To understand today you have you know about yesterday. When 401(k) plans were introduced in the early and mid 80s, American employers were in the process of laying off millions of workers in their late 40s and 50s. Distrust of employers was at an all-time high. To overcome this, 401(k) plans were designed so that participants had control, and their money was invested in mutual funds so that participants could see in the newspaper that the funds were real and they could verify how they were doing independently of their employers reporting. This was followed by the go-go nineties, when the number-one complaint about an employer's plan was that it had too few choices and major periodicals were evaluating plans based on the number of choices and complimenting those with the most.

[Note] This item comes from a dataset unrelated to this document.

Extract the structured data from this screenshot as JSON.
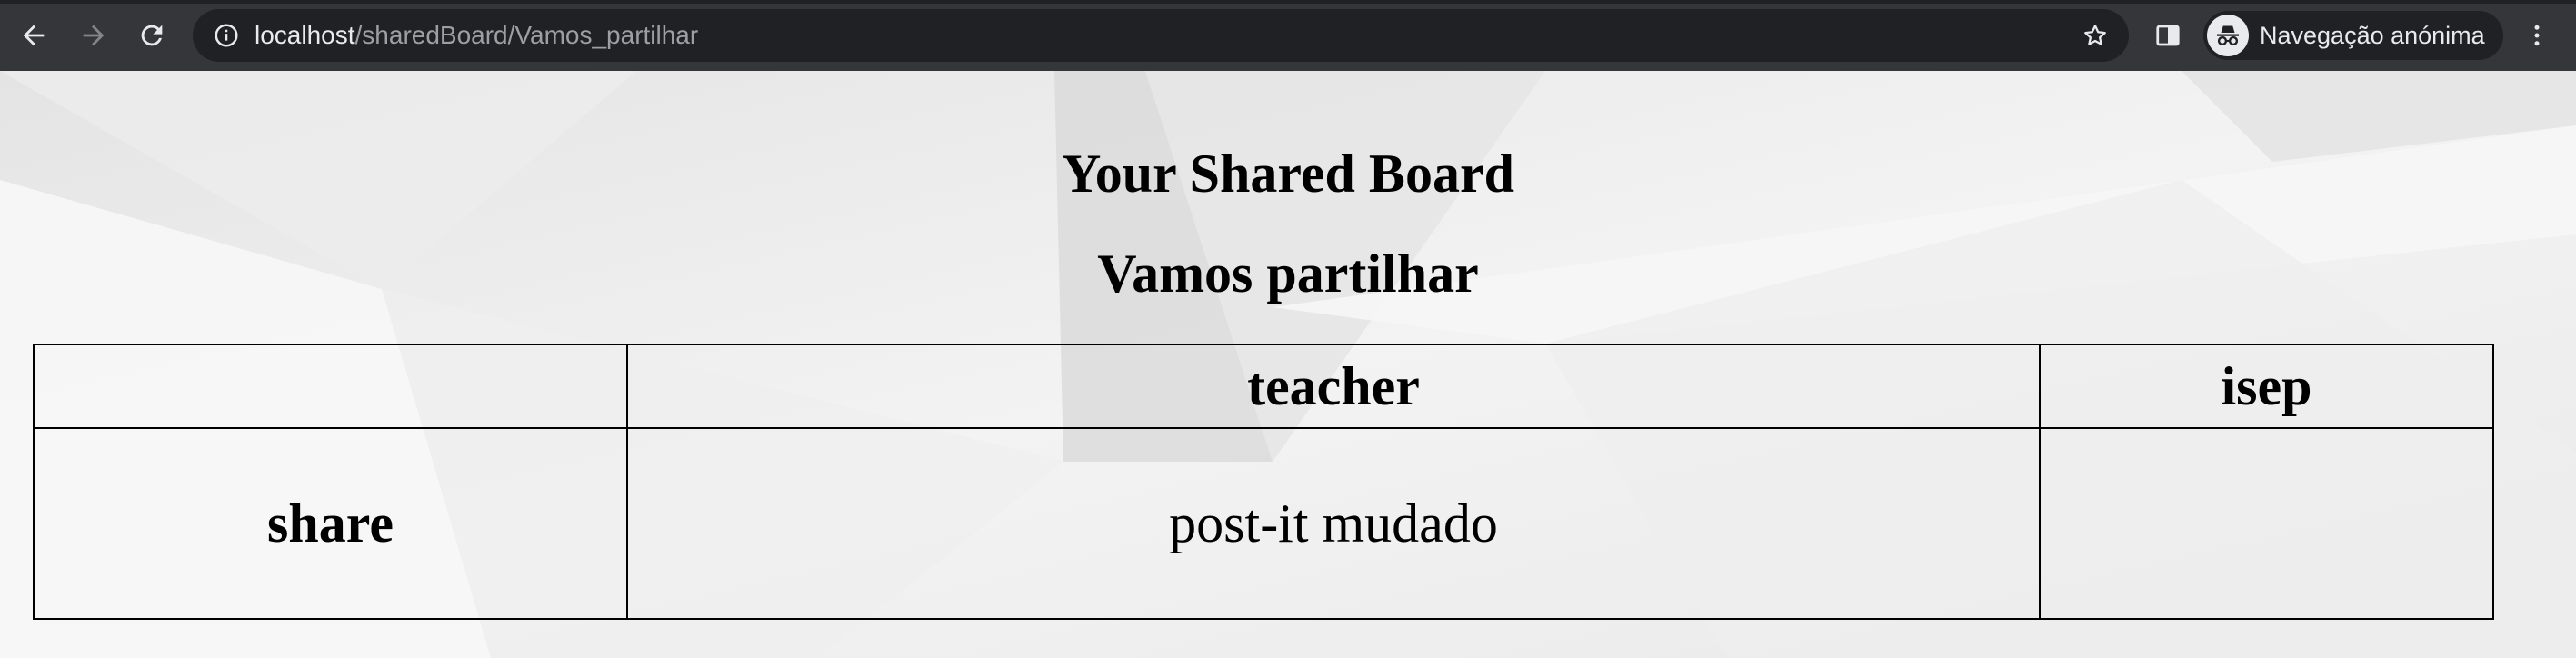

This mindset changed with the shocks of the 2000-2002 period and most participants today trust their employers more than others and now look to employer selected solutions to help with their asset allocation and even the decision about how much to save. Simpler is becoming more available and within a short time virtually all participants wanting their employer to make these decisions will have that option, either passively or actively. At the same time most plans will continue to have choices beyond what is employer directed for the minority who want them. Employers want plans that satisfy every employee and for most plans this will continue to require options. FYI the availability of brokerage accounts continues to grow slowly according to PSCA survey data.

It is rarely recognized, but one of the great attributes of the 401(k) system is its flexibility and capacity for innovation.